La Lamborghini d'un jeune conducteur a été séquestrée par le Ministère public bâlois, le temps d'instruire une procédure pénale pour violation grave de la LCR, a confirmé le Tribunal fédéral dans une décision publiée jeudi. C'est le beau-père du conducteur qui avait signé le contrat de leasing.
Le beau-fils s'est fait pincer au volant de la Lamborghini au moment précis où la police de Bâle-Campagne effectuait plusieurs contrôles routiers dans le canton. La police cherchait à épingler toutes violations graves des règles de la circulation. Dans leur viseur également: le bruit intempestif causé par certains conducteurs qui font inutilement vrombir leur voiture pour se faire remarquer.
La Lamborghini n'a pas seulement attiré leur attention en raison de son moteur un tant soit peu bruyant. Le beau-fils a accéléré avec le véhicule, faisant une pointe à plus de 140 km/h sur une route limitée à 80 km/h.
La voiture a été séquestrée
Le Ministère public de Bâle-campagne a estimé que le séquestre de la voiture se justifiait par des risques de récidive: la voiture de luxe a été séquestrée, tout comme les clés, la plaque d'immatriculation et le permis de circulation. Tant le conducteur, qui est inscrit comme détenteur de la voiture dans le permis de circulation, que son beau-père, qui a allégué que toute la famille utilisait le véhicule et était lésée par le séquestre, ont recouru contre décision.

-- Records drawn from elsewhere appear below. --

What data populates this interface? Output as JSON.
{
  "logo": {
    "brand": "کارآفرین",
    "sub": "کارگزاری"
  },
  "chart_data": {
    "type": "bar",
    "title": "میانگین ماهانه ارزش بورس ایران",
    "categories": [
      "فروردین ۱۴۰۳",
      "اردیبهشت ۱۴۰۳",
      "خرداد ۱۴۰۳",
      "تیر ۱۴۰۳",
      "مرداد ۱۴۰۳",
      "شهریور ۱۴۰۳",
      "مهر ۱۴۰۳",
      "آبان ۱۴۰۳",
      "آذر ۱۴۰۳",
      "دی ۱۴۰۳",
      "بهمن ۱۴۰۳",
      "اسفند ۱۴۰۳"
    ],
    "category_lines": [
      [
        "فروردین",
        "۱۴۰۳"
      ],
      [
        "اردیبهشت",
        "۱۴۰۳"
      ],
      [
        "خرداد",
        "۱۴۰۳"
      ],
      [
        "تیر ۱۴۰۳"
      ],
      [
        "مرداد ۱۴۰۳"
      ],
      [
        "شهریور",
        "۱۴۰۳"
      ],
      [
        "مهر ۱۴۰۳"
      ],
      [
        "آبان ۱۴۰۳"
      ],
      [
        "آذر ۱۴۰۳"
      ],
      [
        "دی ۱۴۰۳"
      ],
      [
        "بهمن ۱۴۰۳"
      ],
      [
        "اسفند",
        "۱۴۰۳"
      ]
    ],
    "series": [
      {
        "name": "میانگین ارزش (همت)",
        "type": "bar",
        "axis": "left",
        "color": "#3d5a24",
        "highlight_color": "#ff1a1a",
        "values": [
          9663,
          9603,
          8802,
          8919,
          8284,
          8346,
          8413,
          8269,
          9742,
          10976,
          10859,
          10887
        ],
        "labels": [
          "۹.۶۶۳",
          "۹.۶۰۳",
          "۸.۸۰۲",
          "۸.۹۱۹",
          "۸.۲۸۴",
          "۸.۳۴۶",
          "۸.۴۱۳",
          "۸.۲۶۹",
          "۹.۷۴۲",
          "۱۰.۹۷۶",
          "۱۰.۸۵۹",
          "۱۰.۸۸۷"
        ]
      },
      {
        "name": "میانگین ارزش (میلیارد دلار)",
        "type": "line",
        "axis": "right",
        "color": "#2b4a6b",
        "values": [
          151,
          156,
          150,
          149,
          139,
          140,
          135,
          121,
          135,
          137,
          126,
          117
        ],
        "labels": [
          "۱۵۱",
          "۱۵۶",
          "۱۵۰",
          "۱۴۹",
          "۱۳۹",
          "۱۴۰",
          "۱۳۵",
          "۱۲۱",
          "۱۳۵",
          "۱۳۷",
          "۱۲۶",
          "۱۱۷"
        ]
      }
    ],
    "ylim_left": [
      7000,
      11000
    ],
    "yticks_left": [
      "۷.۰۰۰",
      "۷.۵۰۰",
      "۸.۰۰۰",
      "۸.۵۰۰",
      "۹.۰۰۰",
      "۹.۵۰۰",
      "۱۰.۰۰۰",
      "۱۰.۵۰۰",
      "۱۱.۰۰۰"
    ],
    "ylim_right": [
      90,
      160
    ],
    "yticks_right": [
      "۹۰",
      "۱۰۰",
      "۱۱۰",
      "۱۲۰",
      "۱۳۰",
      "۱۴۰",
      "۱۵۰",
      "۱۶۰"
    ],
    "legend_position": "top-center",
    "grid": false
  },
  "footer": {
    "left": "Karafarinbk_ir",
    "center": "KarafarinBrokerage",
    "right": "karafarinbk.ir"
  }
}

En vain: le séquestre est licite, a conclu le Tribunal fédéral. La mesure constitue un moyen approprié et proportionné d'éviter tout futur excès de vitesse, comme l'écrit le Tribunal fédéral. Il a rejeté le recours du beau-père et n'est pas entré en matière sur celui du fils. Le jeune conducteur n'en était pas à son premier conflit avec la loi sur la circulation routière, ce qui lui avait déjà valu un pronostic défavorable quant au risque de récidive. L'arrêt ne précise pas si le beau-père a dû continuer à s'acquitter des mensualités du leasing pendant le séquestre, effectif depuis 2025.